Eliminate by anatomy. (a) drops Statement 2’s direct restatement; (b) drops Statement 1’s economic link; (d) drops both — all sound reasonable but are unsupported refusals, an under-reading that rejects statements the text plainly supports. The transferable rule: when a passage explicitly links A and B (“no one will innovate where privacy is compromised”), a statement asserting “a link between A and B” is a direct restatement, not an over-reach — accept it. Key: (c).

Evidence in the text

Statement 1 — “India should ensure the growth of the digital economy while keeping personal data of citizens secure and protected” ties privacy/data protection directly to economic growth, so privacy is treated as more than a right — it has economic value: VALID (same entities, same mechanism). Statement 2 — “No one will innovate in a surveillance-oriented environment or in a place where an individual’s personal information is compromised” states a direct dependence of innovation on privacy: VALID (direct restatement, no qualifier inflation). Both inside all three boundaries → (c).

Worked rationale

The passage argues data protection laws should enable “user-centric and privacy protecting” innovation, and that the digital economy should grow while citizens’ data stays secure.

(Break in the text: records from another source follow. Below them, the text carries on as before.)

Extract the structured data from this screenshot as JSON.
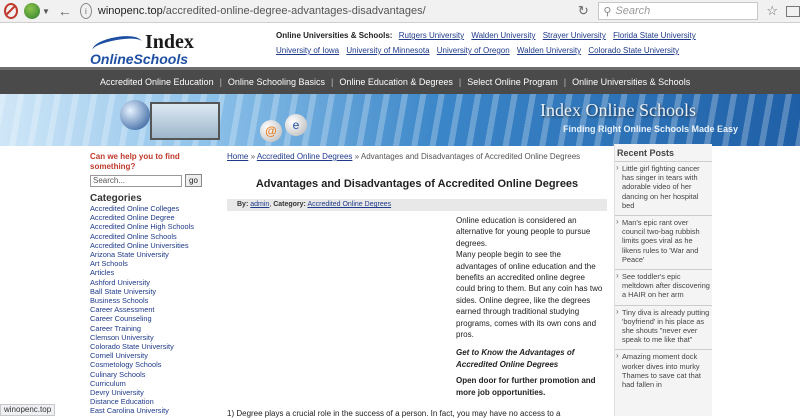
{
  "browser": {
    "url_host": "winopenc.top",
    "url_path": "/accredited-online-degree-advantages-disadvantages/",
    "search_placeholder": "Search",
    "status_url": "winopenc.top"
  },
  "header": {
    "logo_line1": "Index",
    "logo_line2": "OnlineSchools",
    "links_label": "Online Universities & Schools:",
    "links": [
      "Rutgers University",
      "Walden University",
      "Strayer University",
      "Florida State University",
      "University of Iowa",
      "University of Minnesota",
      "University of Oregon",
      "Walden University",
      "Colorado State University"
    ]
  },
  "nav": [
    "Accredited Online Education",
    "Online Schooling Basics",
    "Online Education & Degrees",
    "Select Online Program",
    "Online Universities & Schools"
  ],
  "banner": {
    "title": "Index Online Schools",
    "subtitle": "Finding Right Online Schools Made Easy"
  },
  "left": {
    "help": "Can we help you to find something?",
    "search_placeholder": "Search...",
    "go": "go",
    "categories_title": "Categories",
    "categories": [
      "Accredited Online Colleges",
      "Accredited Online Degree",
      "Accredited Online High Schools",
      "Accredited Online Schools",
      "Accredited Online Universities",
      "Arizona State University",
      "Art Schools",
      "Articles",
      "Ashford University",
      "Ball State University",
      "Business Schools",
      "Career Assessment",
      "Career Counseling",
      "Career Training",
      "Clemson University",
      "Colorado State University",
      "Cornell University",
      "Cosmetology Schools",
      "Culinary Schools",
      "Curriculum",
      "Devry University",
      "Distance Education",
      "East Carolina University"
    ]
  },
  "main": {
    "crumb_home": "Home",
    "crumb_sep": "»",
    "crumb_cat": "Accredited Online Degrees",
    "crumb_current": "Advantages and Disadvantages of Accredited Online Degrees",
    "title": "Advantages and Disadvantages of Accredited Online Degrees",
    "by_label": "By:",
    "author": "admin",
    "cat_label": "Category:",
    "category": "Accredited Online Degrees",
    "para1": "Online education is considered an alternative for young people to pursue degrees.",
    "para2": "Many people begin to see the advantages of online education and the benefits an accredited online degree could bring to them. But any coin has two sides. Online degree, like the degrees earned through traditional studying programs, comes with its own cons and pros.",
    "subhead": "Get to Know the Advantages of Accredited Online Degrees",
    "strong": "Open door for further promotion and more job opportunities.",
    "bottom": "1) Degree plays a crucial role in the success of a person. In fact, you may have no access to a"
  },
  "right": {
    "title": "Recent Posts",
    "posts": [
      "Little girl fighting cancer has singer in tears with adorable video of her dancing on her hospital bed",
      "Man's epic rant over council two-bag rubbish limits goes viral as he likens rules to 'War and Peace'",
      "See toddler's epic meltdown after discovering a HAIR on her arm",
      "Tiny diva is already putting 'boyfriend' in his place as she shouts \"never ever speak to me like that\"",
      "Amazing moment dock worker dives into murky Thames to save cat that had fallen in"
    ]
  }
}
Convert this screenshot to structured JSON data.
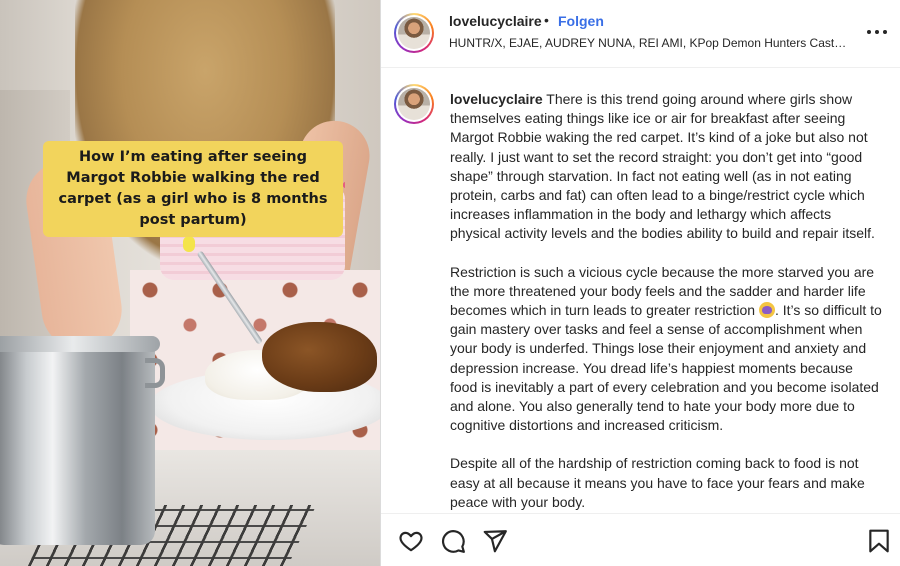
{
  "media": {
    "caption": "How I’m eating after seeing Margot Robbie walking the red carpet (as a girl who is 8 months post partum)"
  },
  "post": {
    "username": "lovelucyclaire",
    "separator": "•",
    "follow_label": "Folgen",
    "audio": "HUNTR/X, EJAE, AUDREY NUNA, REI AMI, KPop Demon Hunters Cast…"
  },
  "comment": {
    "username": "lovelucyclaire",
    "paragraph1": "There is this trend going around where girls show themselves eating things like ice or air for breakfast after seeing Margot Robbie waking the red carpet. It’s kind of a joke but also not really. I just want to set the record straight: you don’t get into “good shape” through starvation. In fact not eating well (as in not eating protein, carbs and fat) can often lead to a binge/restrict cycle which increases inflammation in the body and lethargy which affects physical activity levels and the bodies ability to build and repair itself.",
    "paragraph2_a": "Restriction is such a vicious cycle because the more starved you are the more threatened your body feels and the sadder and harder life becomes which in turn leads to greater restriction",
    "paragraph2_b": ". It’s so difficult to gain mastery over tasks and feel a sense of accomplishment when your body is underfed. Things lose their enjoyment and anxiety and depression increase. You dread life’s happiest moments because food is inevitably a part of every celebration and you become isolated and alone. You also generally tend to hate your body more due to cognitive distortions and increased criticism.",
    "paragraph3": "Despite all of the hardship of restriction coming back to food is not easy at all because it means you have to face your fears and make peace with your body."
  },
  "icons": {
    "more": "more-options-icon",
    "like": "heart-icon",
    "comment": "comment-icon",
    "share": "send-icon",
    "save": "bookmark-icon",
    "emoji": "face-emoji-icon"
  },
  "colors": {
    "follow": "#3a6fe6",
    "caption_bg": "#f2d45c",
    "text": "#262626"
  }
}
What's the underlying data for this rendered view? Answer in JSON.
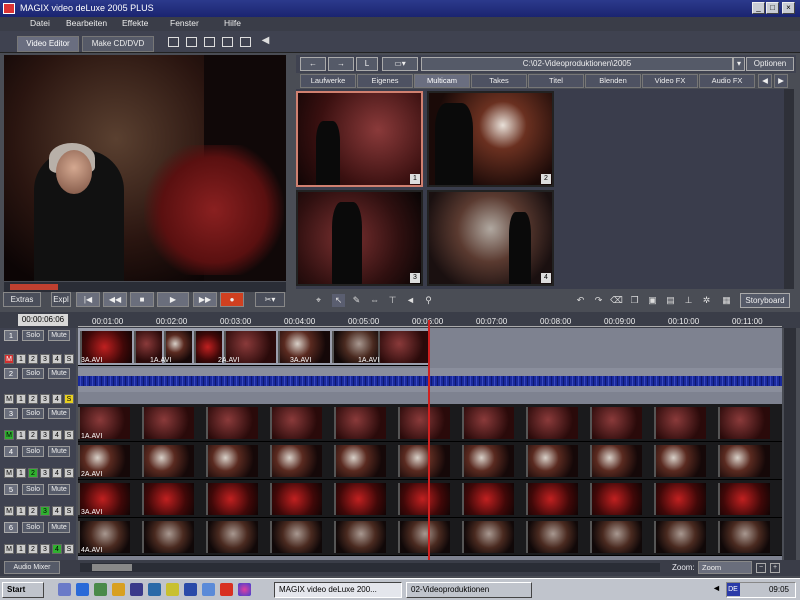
{
  "window": {
    "title": "MAGIX video deLuxe 2005 PLUS"
  },
  "menu": [
    "Datei",
    "Bearbeiten",
    "Effekte",
    "Fenster",
    "Hilfe"
  ],
  "toolbar": {
    "tab_video_editor": "Video Editor",
    "tab_make_cd": "Make CD/DVD"
  },
  "transport": {
    "extras": "Extras",
    "expl": "Expl"
  },
  "pool": {
    "path": "C:\\02-Videoproduktionen\\2005",
    "options": "Optionen",
    "tabs": [
      "Laufwerke",
      "Eigenes",
      "Multicam",
      "Takes",
      "Titel",
      "Blenden",
      "Video FX",
      "Audio FX"
    ],
    "active_tab": "Multicam",
    "thumbs": [
      "1",
      "2",
      "3",
      "4"
    ]
  },
  "storyboard": "Storyboard",
  "timeline": {
    "timecode": "00:00:06:06",
    "ticks": [
      "00:01:00",
      "00:02:00",
      "00:03:00",
      "00:04:00",
      "00:05:00",
      "00:06:00",
      "00:07:00",
      "00:08:00",
      "00:09:00",
      "00:10:00",
      "00:11:00"
    ],
    "solo": "Solo",
    "mute": "Mute",
    "tracks": [
      "1",
      "2",
      "3",
      "4",
      "5",
      "6"
    ],
    "m": "M",
    "ch": [
      "1",
      "2",
      "3",
      "4",
      "S"
    ],
    "clips": {
      "top": [
        "3A.AVI",
        "1A.AVI",
        "2A.AVI",
        "3A.AVI",
        "1A.AVI"
      ],
      "rows": [
        "1A.AVI",
        "2A.AVI",
        "3A.AVI",
        "4A.AVI"
      ]
    },
    "audio_mixer": "Audio Mixer",
    "zoom_label": "Zoom:",
    "zoom_value": "Zoom"
  },
  "taskbar": {
    "start": "Start",
    "items": [
      "MAGIX video deLuxe 200...",
      "02-Videoproduktionen"
    ],
    "lang": "DE",
    "clock": "09:05"
  }
}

Statement 1 — privacy is not just a right but has value to the economy. The passage yokes privacy to digital-economy growth (“ensure the growth of the digital economy while keeping personal data… secure”). Privacy is thus economically valuable, not merely a right. Valid.

Statement 2 — fundamental link between privacy and innovation. “No one will innovate… where an individual’s personal information is compromised” states exactly this dependence. Valid.

Both assumptions hold. Answer: (c) Both 1 and 2.

Why the other options miss

  • A
    sounds reasonable but is an unsupported refusal (under-reading): accepts the economic-value point but refuses the privacy–innovation link, despite the passage stating it directly (“no one will innovate… compromised”).
  • B
    sounds reasonable but is an unsupported refusal (under-reading): accepts the innovation link but balks at privacy having economic value, missing the “grow the digital economy while protecting data” coupling.
  • D
    half right, half wrong: reads the passage as demanding more than it does by rejecting both; the literalist error of demanding the exact words “economic value” / “fundamental link” when the passage entails each.

Specialist insight

This is the validity item that rewards not being over-strict. Both statements are plain restatements of the passage’s two explicit couplings — privacy↔economy and privacy↔innovation. A reader trained to hunt for over-reach can talk themselves out of a true statement here; the boundary test is the corrective: each statement names only the passage’s entities (privacy, economy, innovation), uses only its stated mechanism (privacy as precondition), and inflates no qualifier. Nothing crosses a boundary, so both are valid. Answer (c).

The trap, in one line

The passage explicitly couples privacy with both economic growth and innovation; both statements restate those couplings, so both are valid — (c).